Other methods of identifying incident cases

In order to identify first time admissions, some researchers have also excluded discharges with sequelae of injuries and poisoning codes (T90–T98), viewed as unlikely to be incident cases.3,5,12 The impact of excluding these cases is likely to be minimal as our data show that they represent only 0.38% of injuries coded in the primary diagnosis field (results not shown). While one could presume that most of these separations would have been hospitalised previously and should be excluded, it is possible that an injury is first hospitalised because of a complication.

Other studies have also used admission, separation, and readmission variables to deal with the issue of repeat admissions. When examining these variables, our data show that 11.2% of separations with principal diagnostic as injury were transferred to another hospital, 7% were transferred from a hospital, and 11.35% were readmitted to hospital within 28 days of the previous admission (results not shown). While these variables are readily available in most hospital discharge datasets, they lack the ability to specifically identify repeat admissions for the same injury and are likely to include transfers and readmissions for a number of conditions other than injury. In addition the variable “readmitted to hospital within 28 days” is likely to miss readmissions for long term complications of injury.
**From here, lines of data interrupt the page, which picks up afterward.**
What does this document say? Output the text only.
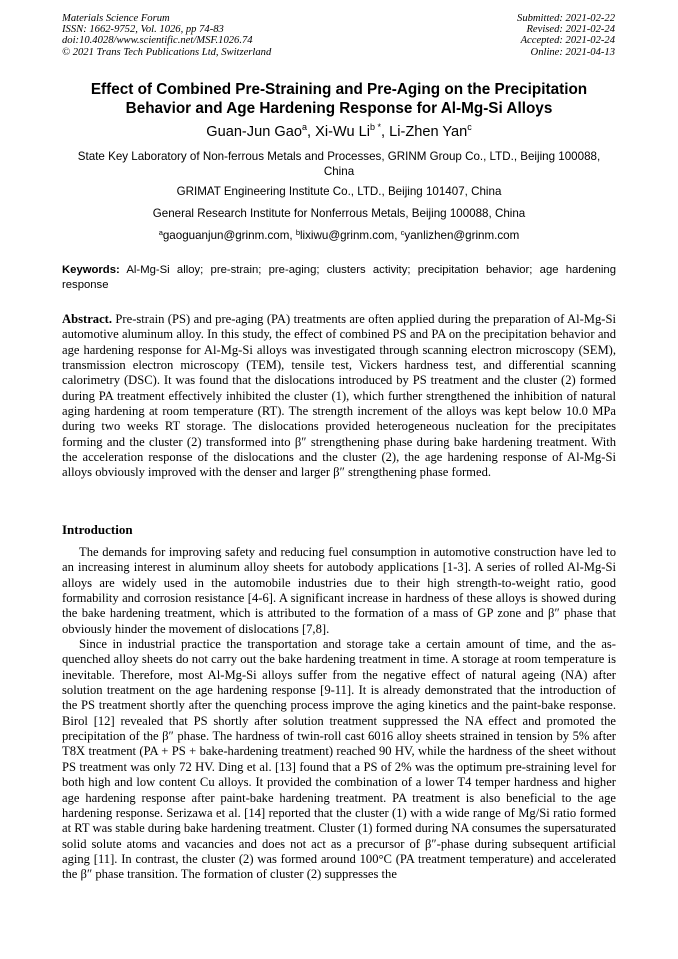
Materials Science Forum
ISSN: 1662-9752, Vol. 1026, pp 74-83
doi:10.4028/www.scientific.net/MSF.1026.74
© 2021 Trans Tech Publications Ltd, Switzerland
Submitted: 2021-02-22
Revised: 2021-02-24
Accepted: 2021-02-24
Online: 2021-04-13
Effect of Combined Pre-Straining and Pre-Aging on the Precipitation Behavior and Age Hardening Response for Al-Mg-Si Alloys
Guan-Jun Gao$^a$, Xi-Wu $Li^{b *}$, Li-Zhen Yan$^c$
State Key Laboratory of Non-ferrous Metals and Processes, GRINM Group Co., LTD., Beijing 100088, China
GRIMAT Engineering Institute Co., LTD., Beijing 101407, China
General Research Institute for Nonferrous Metals, Beijing 100088, China
$^a$gaoguanjun@grinm.com, $^b$lixiwu@grinm.com, $^c$yanlizhen@grinm.com
Keywords: Al-Mg-Si alloy; pre-strain; pre-aging; clusters activity; precipitation behavior; age hardening response
Abstract. Pre-strain (PS) and pre-aging (PA) treatments are often applied during the preparation of Al-Mg-Si automotive aluminum alloy. In this study, the effect of combined PS and PA on the precipitation behavior and age hardening response for Al-Mg-Si alloys was investigated through scanning electron microscopy (SEM), transmission electron microscopy (TEM), tensile test, Vickers hardness test, and differential scanning calorimetry (DSC). It was found that the dislocations introduced by PS treatment and the cluster (2) formed during PA treatment effectively inhibited the cluster (1), which further strengthened the inhibition of natural aging hardening at room temperature (RT). The strength increment of the alloys was kept below 10.0 MPa during two weeks RT storage. The dislocations provided heterogeneous nucleation for the precipitates forming and the cluster (2) transformed into β″ strengthening phase during bake hardening treatment. With the acceleration response of the dislocations and the cluster (2), the age hardening response of Al-Mg-Si alloys obviously improved with the denser and larger β″ strengthening phase formed.
Introduction

The demands for improving safety and reducing fuel consumption in automotive construction have led to an increasing interest in aluminum alloy sheets for autobody applications [1-3]. A series of rolled Al-Mg-Si alloys are widely used in the automobile industries due to their high strength-to-weight ratio, good formability and corrosion resistance [4-6]. A significant increase in hardness of these alloys is showed during the bake hardening treatment, which is attributed to the formation of a mass of GP zone and β″ phase that obviously hinder the movement of dislocations [7,8].

Since in industrial practice the transportation and storage take a certain amount of time, and the as-quenched alloy sheets do not carry out the bake hardening treatment in time. A storage at room temperature is inevitable. Therefore, most Al-Mg-Si alloys suffer from the negative effect of natural ageing (NA) after solution treatment on the age hardening response [9-11]. It is already demonstrated that the introduction of the PS treatment shortly after the quenching process improve the aging kinetics and the paint-bake response. Birol [12] revealed that PS shortly after solution treatment suppressed the NA effect and promoted the precipitation of the β″ phase. The hardness of twin-roll cast 6016 alloy sheets strained in tension by 5% after T8X treatment (PA + PS + bake-hardening treatment) reached 90 HV, while the hardness of the sheet without PS treatment was only 72 HV. Ding et al. [13] found that a PS of 2% was the optimum pre-straining level for both high and low content Cu alloys. It provided the combination of a lower T4 temper hardness and higher age hardening response after paint-bake hardening treatment. PA treatment is also beneficial to the age hardening response. Serizawa et al. [14] reported that the cluster (1) with a wide range of Mg/Si ratio formed at RT was stable during bake hardening treatment. Cluster (1) formed during NA consumes the supersaturated solid solute atoms and vacancies and does not act as a precursor of β″-phase during subsequent artificial aging [11]. In contrast, the cluster (2) was formed around 100°C (PA treatment temperature) and accelerated the β″ phase transition. The formation of cluster (2) suppresses the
Perhaps the most practical and straightforward method of determining repeat admissions is the inclusion of a “first admission” variable. As Smith et al suggested, the discharge sheet should include a box in which the coder indicates “Is this the first admission to a hospital for this condition? Yes/No/Unknown”.5 A similar strategy was used in New Zealand with the introduction of the “readmission indicator”. It has become apparent, however, that this field was not well reported and the indicator was no longer mandatory.36 Thus, the “first admission” variable needs to be introduced in close collaboration with health information stakeholders in order to ensure the appropriate training of coders regarding its use. After its introduction validity/follow up study(s) would be useful to evaluate its performance in indicating repeat admissions.

CONCLUSIONS

While we have not addressed all the issues related to what are commonly referred to as “numerator problems” in injury epidemiology,37 this study focused on areas considered to be the origin of inconsistencies between studies reporting the incidence of hospitalised injuries. These areas include repeat admissions for injury, number of diagnosis fields from which the cases are selected, and the inclusion or otherwise of medical injuries. Discussion on how to deal with medical injuries is currently developing among injury prevention researchers through the International Collaborative Effort on Injury Statistics.38 A decision on this issue is important, since it has implications for the number of diagnosis fields to be considered when selecting incident injury cases. The aim of the current study was to primarily stimulate debate rather than to provide “prescriptive” methods of reporting hospitalised injuries. The study identified areas in which further research would be beneficial to a more uniform reporting of injury hospitalisations. These include better identification of repeat admissions for injury, a review of ICD injury codes, especially for medical injury, as well as the development of an ICD-10 based severity measure which can be readily used with hospital discharge data.